Is the Battle Being Won?
“LOOK after this planet, it’s the only one we have.” This was the dramatic appeal of Prince Philip of Britain, president of the World Wide Fund for Nature.
Thousands of years earlier, the psalmist wrote: “As regards the heavens, to Jehovah the heavens belong, but the earth he has given to the sons of men.” (Psalm 115:16) God has given us the earth as our home, and we must look after it. That is what ecology is all about.
Literally the word “ecology” means “a study of home.”* One definition given by The American Heritage Dictionary is “the study of the detrimental effects of modern civilization on the environment, with a view toward prevention or reversal through conservation.” Simply put, ecology means discovering what damage man has done and then finding ways to fix it. Neither is an easy task.
Three Home Truths of Ecology
Barry Commoner, biologist, in his book Making Peace With the Planet, suggests three simple laws of ecology that help explain why the earth is so vulnerable to abuse.
Everything is connected to everything else. Just as a bad tooth can affect our whole body, so damage to one particular natural resource can trigger a whole chain of environmental problems.
For example, during the last 40 years, 50 percent of Nepal’s Himalayan forests have been cut down either for firewood or for timber products. Once stripped of trees, the soil of the mountain slopes was soon washed away when the monsoon rains arrived. Without topsoil, new trees could not easily take hold, and many mountains became barren. Because of deforestation, Nepal is now losing millions of tons of topsoil every year. And the problems are not confined to Nepal.

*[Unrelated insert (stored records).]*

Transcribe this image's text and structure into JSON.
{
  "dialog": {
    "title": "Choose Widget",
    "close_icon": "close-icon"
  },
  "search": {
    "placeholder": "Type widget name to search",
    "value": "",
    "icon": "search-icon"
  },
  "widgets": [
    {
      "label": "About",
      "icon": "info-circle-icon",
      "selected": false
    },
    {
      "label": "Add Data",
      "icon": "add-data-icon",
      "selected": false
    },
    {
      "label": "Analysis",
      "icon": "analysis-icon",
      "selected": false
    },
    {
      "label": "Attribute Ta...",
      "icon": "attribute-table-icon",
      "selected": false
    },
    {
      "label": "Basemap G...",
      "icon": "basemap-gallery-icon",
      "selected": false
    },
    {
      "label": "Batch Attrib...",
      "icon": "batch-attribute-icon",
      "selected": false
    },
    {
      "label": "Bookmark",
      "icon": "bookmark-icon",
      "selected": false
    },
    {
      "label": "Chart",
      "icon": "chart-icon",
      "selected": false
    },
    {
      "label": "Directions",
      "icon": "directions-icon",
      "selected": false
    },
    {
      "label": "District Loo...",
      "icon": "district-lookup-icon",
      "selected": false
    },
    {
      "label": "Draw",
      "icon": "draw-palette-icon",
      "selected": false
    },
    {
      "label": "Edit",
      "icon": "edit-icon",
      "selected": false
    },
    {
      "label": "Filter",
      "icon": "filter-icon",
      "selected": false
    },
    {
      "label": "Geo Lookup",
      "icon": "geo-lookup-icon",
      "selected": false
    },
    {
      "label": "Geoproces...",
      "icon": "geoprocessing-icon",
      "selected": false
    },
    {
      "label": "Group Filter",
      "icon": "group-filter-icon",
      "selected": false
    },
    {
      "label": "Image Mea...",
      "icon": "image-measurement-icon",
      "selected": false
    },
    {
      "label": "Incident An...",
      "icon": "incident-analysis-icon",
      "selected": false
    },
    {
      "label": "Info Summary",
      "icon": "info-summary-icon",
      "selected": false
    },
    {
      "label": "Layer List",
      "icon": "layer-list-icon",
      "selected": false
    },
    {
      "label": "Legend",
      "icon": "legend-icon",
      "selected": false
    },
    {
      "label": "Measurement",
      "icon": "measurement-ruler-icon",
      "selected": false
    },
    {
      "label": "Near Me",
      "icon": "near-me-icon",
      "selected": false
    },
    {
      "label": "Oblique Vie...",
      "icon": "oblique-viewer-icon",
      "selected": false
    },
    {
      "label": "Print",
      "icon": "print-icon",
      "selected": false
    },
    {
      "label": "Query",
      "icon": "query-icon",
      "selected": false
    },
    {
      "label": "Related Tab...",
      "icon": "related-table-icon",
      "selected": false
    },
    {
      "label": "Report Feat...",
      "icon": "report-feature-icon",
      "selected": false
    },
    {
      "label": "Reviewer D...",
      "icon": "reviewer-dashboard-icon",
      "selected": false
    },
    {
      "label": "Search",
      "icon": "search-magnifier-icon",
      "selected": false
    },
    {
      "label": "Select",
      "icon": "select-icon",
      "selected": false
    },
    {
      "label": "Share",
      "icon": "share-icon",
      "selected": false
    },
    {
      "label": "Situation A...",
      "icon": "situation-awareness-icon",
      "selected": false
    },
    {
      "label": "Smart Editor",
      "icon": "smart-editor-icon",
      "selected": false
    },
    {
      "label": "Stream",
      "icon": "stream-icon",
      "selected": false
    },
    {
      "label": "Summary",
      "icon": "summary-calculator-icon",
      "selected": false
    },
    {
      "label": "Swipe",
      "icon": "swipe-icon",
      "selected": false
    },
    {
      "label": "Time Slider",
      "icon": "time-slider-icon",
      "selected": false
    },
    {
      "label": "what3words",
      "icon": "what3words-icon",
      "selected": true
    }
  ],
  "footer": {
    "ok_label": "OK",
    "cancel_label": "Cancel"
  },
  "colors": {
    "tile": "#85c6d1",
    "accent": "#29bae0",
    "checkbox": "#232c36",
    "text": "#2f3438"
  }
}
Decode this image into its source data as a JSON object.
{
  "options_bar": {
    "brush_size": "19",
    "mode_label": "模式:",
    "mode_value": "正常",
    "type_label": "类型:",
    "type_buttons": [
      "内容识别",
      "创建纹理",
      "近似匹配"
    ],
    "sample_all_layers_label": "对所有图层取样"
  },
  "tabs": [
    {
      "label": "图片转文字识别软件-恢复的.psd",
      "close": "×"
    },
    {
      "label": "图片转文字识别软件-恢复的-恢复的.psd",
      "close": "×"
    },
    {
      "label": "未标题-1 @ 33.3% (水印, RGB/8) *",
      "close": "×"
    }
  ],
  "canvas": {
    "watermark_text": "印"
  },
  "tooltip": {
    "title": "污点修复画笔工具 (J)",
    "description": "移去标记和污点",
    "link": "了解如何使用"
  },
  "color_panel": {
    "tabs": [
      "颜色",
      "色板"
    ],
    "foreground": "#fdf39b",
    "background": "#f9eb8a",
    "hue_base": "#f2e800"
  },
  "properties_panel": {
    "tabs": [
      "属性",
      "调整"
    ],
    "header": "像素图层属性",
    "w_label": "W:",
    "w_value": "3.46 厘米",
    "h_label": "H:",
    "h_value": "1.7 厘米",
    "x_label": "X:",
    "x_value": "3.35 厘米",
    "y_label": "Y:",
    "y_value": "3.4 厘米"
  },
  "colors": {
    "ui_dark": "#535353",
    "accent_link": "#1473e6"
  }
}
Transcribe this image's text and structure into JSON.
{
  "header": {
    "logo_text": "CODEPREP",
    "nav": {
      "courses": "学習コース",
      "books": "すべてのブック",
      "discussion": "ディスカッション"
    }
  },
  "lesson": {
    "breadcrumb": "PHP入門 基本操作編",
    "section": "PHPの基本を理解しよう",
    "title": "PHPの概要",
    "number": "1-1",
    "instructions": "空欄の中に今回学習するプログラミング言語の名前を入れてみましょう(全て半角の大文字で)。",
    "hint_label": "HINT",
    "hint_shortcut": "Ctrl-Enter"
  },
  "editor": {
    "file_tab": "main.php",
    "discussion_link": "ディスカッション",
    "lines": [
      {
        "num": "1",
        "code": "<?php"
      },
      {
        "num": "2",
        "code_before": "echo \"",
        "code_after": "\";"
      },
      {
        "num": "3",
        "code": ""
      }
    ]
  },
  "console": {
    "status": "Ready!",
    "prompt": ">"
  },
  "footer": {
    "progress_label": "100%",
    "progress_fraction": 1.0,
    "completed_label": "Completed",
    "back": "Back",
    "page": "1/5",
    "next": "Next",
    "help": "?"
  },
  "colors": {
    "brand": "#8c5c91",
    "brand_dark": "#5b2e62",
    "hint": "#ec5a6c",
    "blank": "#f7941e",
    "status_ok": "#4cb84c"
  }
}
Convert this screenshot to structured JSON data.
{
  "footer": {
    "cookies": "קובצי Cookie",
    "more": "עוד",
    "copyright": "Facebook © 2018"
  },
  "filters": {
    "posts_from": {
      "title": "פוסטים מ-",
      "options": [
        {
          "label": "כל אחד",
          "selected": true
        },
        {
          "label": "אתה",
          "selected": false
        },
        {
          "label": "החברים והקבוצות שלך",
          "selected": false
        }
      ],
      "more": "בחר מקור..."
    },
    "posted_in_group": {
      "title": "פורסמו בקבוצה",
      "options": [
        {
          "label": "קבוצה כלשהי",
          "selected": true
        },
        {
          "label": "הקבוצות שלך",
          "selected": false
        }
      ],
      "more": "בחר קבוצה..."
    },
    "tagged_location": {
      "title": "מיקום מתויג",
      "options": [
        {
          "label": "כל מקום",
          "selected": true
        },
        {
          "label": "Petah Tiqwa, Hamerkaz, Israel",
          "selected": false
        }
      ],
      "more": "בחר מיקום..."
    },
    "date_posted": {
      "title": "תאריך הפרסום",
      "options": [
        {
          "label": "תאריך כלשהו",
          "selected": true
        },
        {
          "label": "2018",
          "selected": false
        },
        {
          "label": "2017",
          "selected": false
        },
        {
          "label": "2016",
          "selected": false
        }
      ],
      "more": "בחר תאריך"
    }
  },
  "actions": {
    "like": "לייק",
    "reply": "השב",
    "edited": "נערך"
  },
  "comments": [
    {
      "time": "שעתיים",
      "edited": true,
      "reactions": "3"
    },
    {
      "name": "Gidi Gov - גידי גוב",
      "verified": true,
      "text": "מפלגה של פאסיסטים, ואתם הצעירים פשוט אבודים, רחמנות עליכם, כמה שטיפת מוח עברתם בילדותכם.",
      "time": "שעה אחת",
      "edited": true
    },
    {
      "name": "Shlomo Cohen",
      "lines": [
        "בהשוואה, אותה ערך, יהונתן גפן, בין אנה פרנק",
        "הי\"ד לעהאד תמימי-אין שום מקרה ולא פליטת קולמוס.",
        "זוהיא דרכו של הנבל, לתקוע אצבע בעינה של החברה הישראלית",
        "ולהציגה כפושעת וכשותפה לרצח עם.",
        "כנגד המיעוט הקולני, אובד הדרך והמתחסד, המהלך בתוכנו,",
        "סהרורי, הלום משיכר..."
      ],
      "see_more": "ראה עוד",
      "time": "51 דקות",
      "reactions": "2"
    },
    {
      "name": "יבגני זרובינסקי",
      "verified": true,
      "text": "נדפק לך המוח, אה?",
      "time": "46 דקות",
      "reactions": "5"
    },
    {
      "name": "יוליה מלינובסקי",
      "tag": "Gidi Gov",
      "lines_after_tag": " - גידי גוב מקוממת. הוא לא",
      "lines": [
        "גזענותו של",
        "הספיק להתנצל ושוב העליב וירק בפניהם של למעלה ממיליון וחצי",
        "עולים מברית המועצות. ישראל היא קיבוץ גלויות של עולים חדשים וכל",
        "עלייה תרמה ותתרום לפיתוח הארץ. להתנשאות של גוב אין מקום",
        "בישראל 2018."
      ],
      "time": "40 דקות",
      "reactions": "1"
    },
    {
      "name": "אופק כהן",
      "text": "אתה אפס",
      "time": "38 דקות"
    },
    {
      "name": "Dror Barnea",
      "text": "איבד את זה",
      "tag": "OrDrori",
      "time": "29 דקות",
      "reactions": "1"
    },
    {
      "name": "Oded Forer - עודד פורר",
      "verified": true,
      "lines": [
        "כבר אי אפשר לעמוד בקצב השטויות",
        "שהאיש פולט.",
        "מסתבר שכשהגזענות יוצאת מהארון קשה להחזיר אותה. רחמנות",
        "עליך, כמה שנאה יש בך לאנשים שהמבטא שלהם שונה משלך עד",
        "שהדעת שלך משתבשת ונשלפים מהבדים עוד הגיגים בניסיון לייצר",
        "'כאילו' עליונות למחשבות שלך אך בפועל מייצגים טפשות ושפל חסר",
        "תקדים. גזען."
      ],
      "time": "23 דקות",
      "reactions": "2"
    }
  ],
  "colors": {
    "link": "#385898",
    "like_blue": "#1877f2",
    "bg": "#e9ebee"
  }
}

In Bangladesh the torrential rains, which were once soaked up by the trees, rush unimpeded down the denuded mountains and on toward the coast, where they produce catastrophic floods. In times past, Bangladesh had serious flooding once every 50 years; now it is every 4 years or less.
In other parts of the world, deforestation has led to desertification and changes in local climate. Forests are only one natural resource that man is exploiting. As ecologists still know relatively little about the interlocking parts of our vast ecosystem, a problem may not be noticed until severe damage has already been done. This is true in the case of waste disposal, which well illustrates the second law of ecology.
Everything has to go somewhere. Imagine what a typical home would look like if there were no disposal of garbage. Our planet is just such a closed system—all our waste must end up somewhere around the earthly home. The partial destruction of the ozone layer shows that even apparently harmless gases, such as chlorofluorocarbons (CFCs), do not merely disappear into thin air. CFCs are just one of hundreds of potentially hazardous substances that are being released into the sky, the rivers, and the oceans.
True, some products—termed “biodegradable”—can in time be broken down and absorbed by natural processes, but others cannot. The beaches of the world are littered with plastic containers that will be lying around for decades to come. Less visible is industry’s toxic waste, which is usually buried somewhere. Although out of sight, there is no guarantee that it will always be out of mind. It can still seep into underground water supplies and pose grave health risks to man and animals. “We don’t know what to do with all the chemicals produced by modern industry,” admitted a Hungarian scientist at Budapest’s Institute of Hydrology. “We can’t even keep track of them.”
The most menacing garbage of all is radioactive waste, a by-product of nuclear power stations. Thousands of tons of nuclear waste is stored in temporary sites, although some has already been dumped in the oceans. Despite years of scientific research, no solution has yet been found for safe, permanent storage or disposal, and none is in the offing. No one knows when these ecological time bombs might explode. The problem will certainly not go away—the waste will be radioactive for centuries or millenniums to come, or until God takes action. (Revelation 11:18) Man’s disregard for the matter of waste disposal is also a reminder of the third law of ecology.
Let nature take its course. In other words, man needs to cooperate with natural systems rather than try to bypass them with something he thinks is better. Certain pesticides are a case in point. When first introduced, they enabled farmers to control weeds and practically eliminate destructive pests. Bumper crops seemed guaranteed. But then things went wrong. Weeds and insects proved resistant to one pesticide after another, and it became apparent that the pesticides were poisoning the insects’ natural predators, the wildlife, and even man himself. Maybe you have been affected by pesticide poisoning. Then you are one of at least a million victims worldwide.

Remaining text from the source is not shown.